Elle loua une chambre toute simple à Zafferane. Les aubergistes chantaient, la cuisine était bonne. Les orangers embaumaient la terrasse et s’offraient aux butineuses pour donner le meilleur miel de Sicile. Les jours de marché, le patron descendait à Acireale. En tout bien tout honneur, Violetta profitait du voyage et s’autorisait une tranche de cassate dans une pâtisserie près du port. Le reste du temps, elle explorait les pentes de l’Etna au son des cigales en guettant l’éruption. Un client lui fit la cour. Elle s’en amusa en gardant ses distances.

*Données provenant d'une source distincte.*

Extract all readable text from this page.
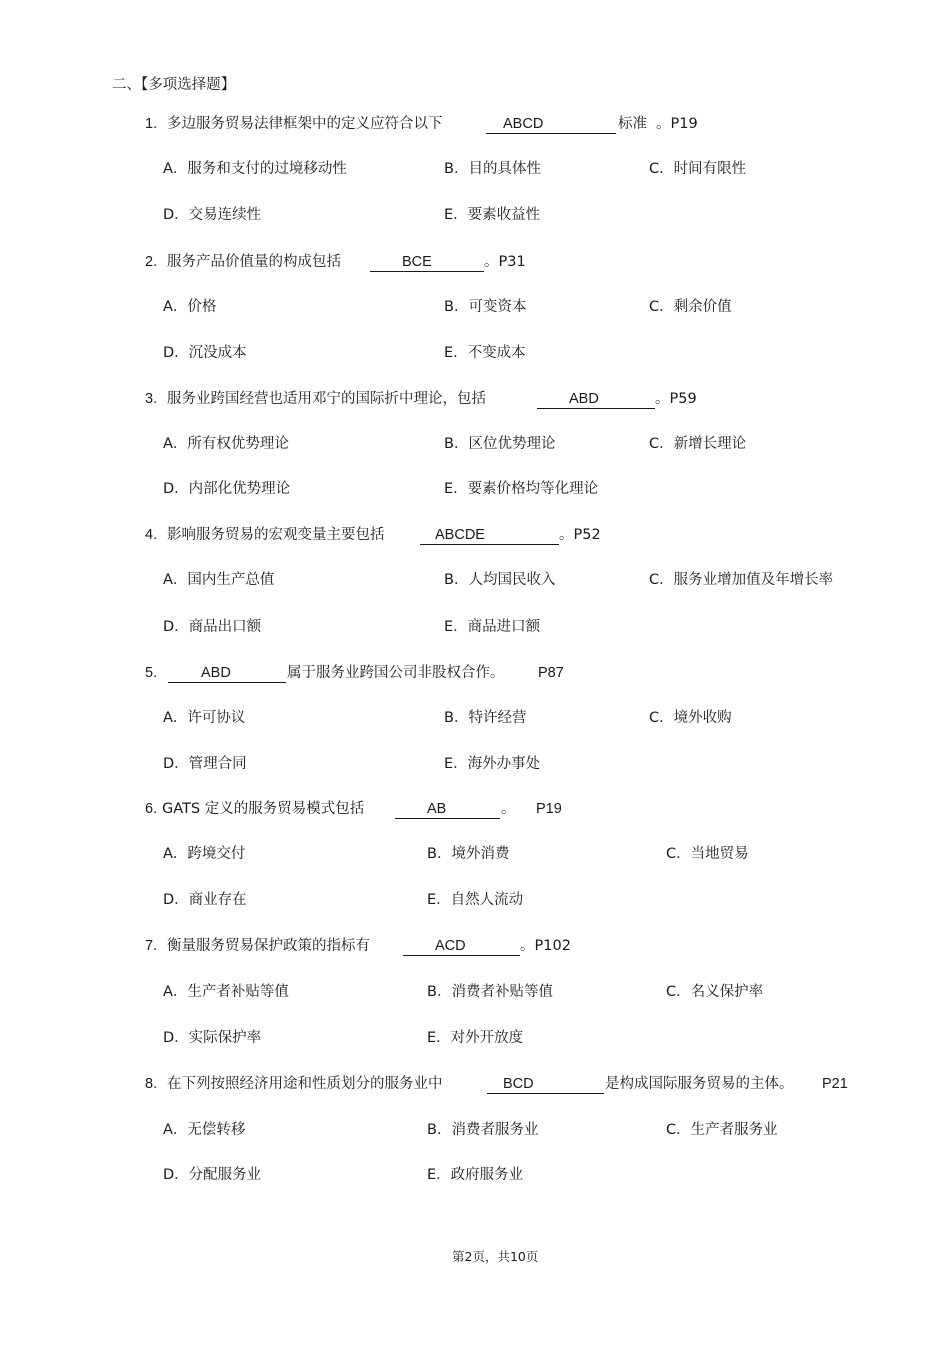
二、【多项选择题】
1. 多边服务贸易法律框架中的定义应符合以下	ABCD	标准 。P19
A．服务和支付的过境移动性	B．目的具体性	C．时间有限性
D．交易连续性	E．要素收益性
2. 服务产品价值量的构成包括	BCE	。P31
A．价格	B．可变资本	C．剩余价值
D．沉没成本	E．不变成本
3. 服务业跨国经营也适用邓宁的国际折中理论，包括	ABD	。P59
A．所有权优势理论	B．区位优势理论	C．新增长理论
D．内部化优势理论	E．要素价格均等化理论
4. 影响服务贸易的宏观变量主要包括	ABCDE	。P52
A．国内生产总值	B．人均国民收入	C．服务业增加值及年增长率
D．商品出口额	E．商品进口额
5.	ABD	属于服务业跨国公司非股权合作。 P87
A．许可协议	B．特许经营	C．境外收购
D．管理合同	E．海外办事处
6. GATS 定义的服务贸易模式包括	AB	。 P19
A．跨境交付	B．境外消费	C．当地贸易
D．商业存在	E．自然人流动
7. 衡量服务贸易保护政策的指标有	ACD	。P102
A．生产者补贴等值	B．消费者补贴等值	C．名义保护率
D．实际保护率	E．对外开放度
8. 在下列按照经济用途和性质划分的服务业中	BCD	是构成国际服务贸易的主体。 P21
A．无偿转移	B．消费者服务业	C．生产者服务业
D．分配服务业	E．政府服务业
第2页，共10页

Elle pensait parfois à Raymond. Elle se voyait dans la cuisine, à cogner ses casseroles pour faire la conversation. C’est drôle comme ça peut résonner longtemps ces choses-là, quand on sait s’y prendre ! Elle le voyait devant sa fichue télé, avachi sur la table et la tête dans les nouilles à lécher la sauce en bavant. Non, elle ne regrettait rien. Elle avait encore un peu d’argent. Elle rentrerait quand nécessaire pour en finir, mettre le bonhomme quelque part et revendre la maison. Ensuite, elle partirait pour toujours. Elle rejoindrait son aîné, le fils d’Eric, coiffeur à New York.

Mi-juin, Violetta se réveilla en sursaut. Son lit tremblait. Le colosse s’était réveillé. L’explosion venait de pulvériser une ancienne croûte de lave pour ouvrir un nouveau cratère sur le flanc Est. C’était sublime et effrayant. Quatre jours et quatre nuits, elle vibra avec lui et le laissa s’épancher d’une sève rougeoyante embrasant tout sur son passage. Lorsqu’ils furent épuisés, elle se leva, reprit sa valise et le laissa endormi.

Les gendarmes l’attendaient à Roissy. L’été arrivait. Les voisines s’étaient plaintes de l’odeur. On avait retrouvé le Raymond attablé dans la cuisine devant la télé allumée. Il séchait, éventé par les mouches. Il tenait encore sur sa chaise, le reste de la tête scellé dans un infâme mélange de pâtes et de sang coagulé qui ondulait joyeusement sous la vermine. Pamela se tortillait devant ses orbites évidées. Ses lèvres noires gonflées d’envie souriaient et laissaient paraître un bout de langue où germaient quelques dents. Sur le sol, on avait trouvé une casserole en fonte. Celle empoignée par Violetta pour sonner dans une même envolée le gong de la fin et le sacre du printemps.